The move comes after the federal and Quebec governments as well as Montreal's administration were sideswiped over the past year by stories alleging impropriety in the industry.
So far, politicians have resisted widespread demand - mainly in Quebec - for a public inquiry into the sector.
There are also signs the controversy could reverberate in Ottawa, with an RCMP probe into a $9-million government renovation contract involving a bankrupt Montreal construction firm and a Tory organizer.
Without any fanfare, the federal government has budgeted at least $80,000 for a study on the links between organized crime and construction companies.
"The purpose of this project is to perform an in-depth study of the commercial construction sector within two Canadian jurisdictions, with a specific focus on its vulnerabilities to infiltration by organized crime," according to call-for-tender documents issued Thursday.
The jurisdictions are not identified. While Quebec is not specifically mentioned, the notice makes clear that at least one senior member of the study team must be bilingual.
A report is due next year.
A spokesman for Public Safety Canada was unable to provide further details.
According to tender information, the study comes after a summit on organized crime held in Ottawa in 2008 revealed a lack of credible information available.
"Despite the current efforts to combat organized crime, there continue to be gaps in empirical data that impacts the ability to develop appropriate policy responses," the document reads.
It also comes after a year in which politicians at all levels have steadfastly stonewalled demands for a public inquiry.
Quebec and Montreal have been saddled with allegations of intimidation, bid-rigging, inflated contracts, construction cartels and organized crime involvement.
Past polls have shown Quebeckers were overwhelmingly in favour of a probe.
But the Charest government has refused, instead putting its faith in Operation Hammer - an anti-corruption task force made up of police and prosecutors with a multimillion-dollar budget and a mandate to investigate and clean up the construction industry.
The Quebec government has made the industry more transparent and accountable through a series of reforms, but opponents have argued the measures aren't enough.
Organized crime expert and author Antonio Nicaso said while the construction industry has its share of problems, organized crime's reach isn't limited to that industry alone.

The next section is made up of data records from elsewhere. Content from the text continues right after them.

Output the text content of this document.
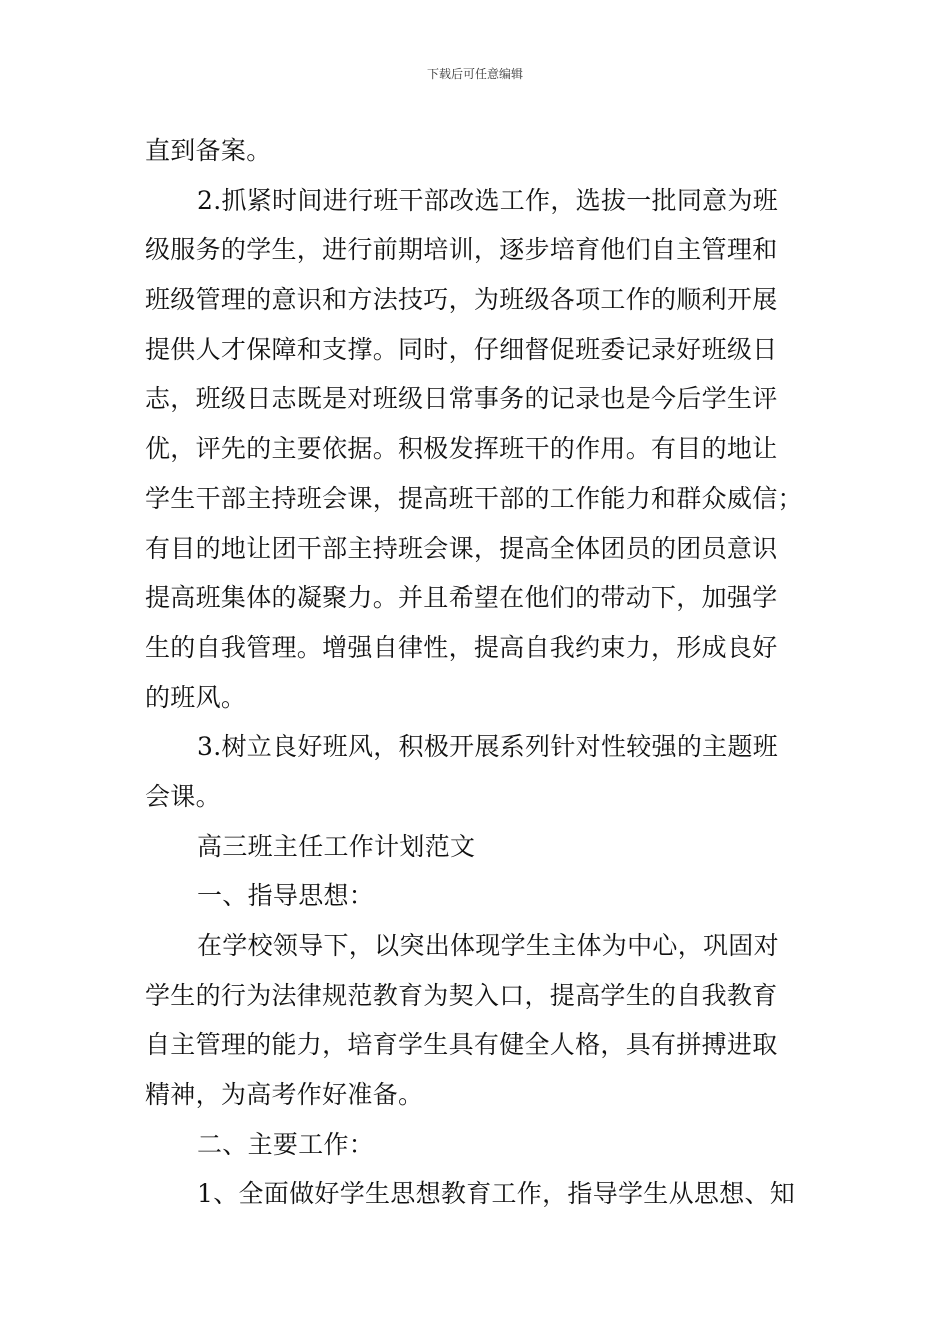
下载后可任意编辑
直到备案。
2.抓紧时间进行班干部改选工作，选拔一批同意为班
级服务的学生，进行前期培训，逐步培育他们自主管理和
班级管理的意识和方法技巧，为班级各项工作的顺利开展
提供人才保障和支撑。同时，仔细督促班委记录好班级日
志，班级日志既是对班级日常事务的记录也是今后学生评
优，评先的主要依据。积极发挥班干的作用。有目的地让
学生干部主持班会课，提高班干部的工作能力和群众威信；
有目的地让团干部主持班会课，提高全体团员的团员意识
提高班集体的凝聚力。并且希望在他们的带动下，加强学
生的自我管理。增强自律性，提高自我约束力，形成良好
的班风。
3.树立良好班风，积极开展系列针对性较强的主题班
会课。
高三班主任工作计划范文
一、指导思想：
在学校领导下，以突出体现学生主体为中心，巩固对
学生的行为法律规范教育为契入口，提高学生的自我教育
自主管理的能力，培育学生具有健全人格，具有拼搏进取
精神，为高考作好准备。
二、主要工作：
1、全面做好学生思想教育工作，指导学生从思想、知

"My concern is don't label the construction industry because there are so many honest people [also]" Mr. Nicaso said. "It's a way [organized crime] legitimizes their activity, but it's not the only way."
He said what Canada needs to do is to conduct a broader study on how criminal organizations succeed in building ties and integrating themselves into society.
"We always focus on the violent aspect of organized crime but never pay attention to the so-called grey area - where criminals and white-collars and politicians and businessmen get together," he said.
That's a far more complicated undertaking, Mr. Nicaso acknowledged, but would be a far more fruitful exercise in the long run.
"The only way to understand why the Mafia has been around for almost of two centuries is because of this network of relations that mobsters are able to build," he said.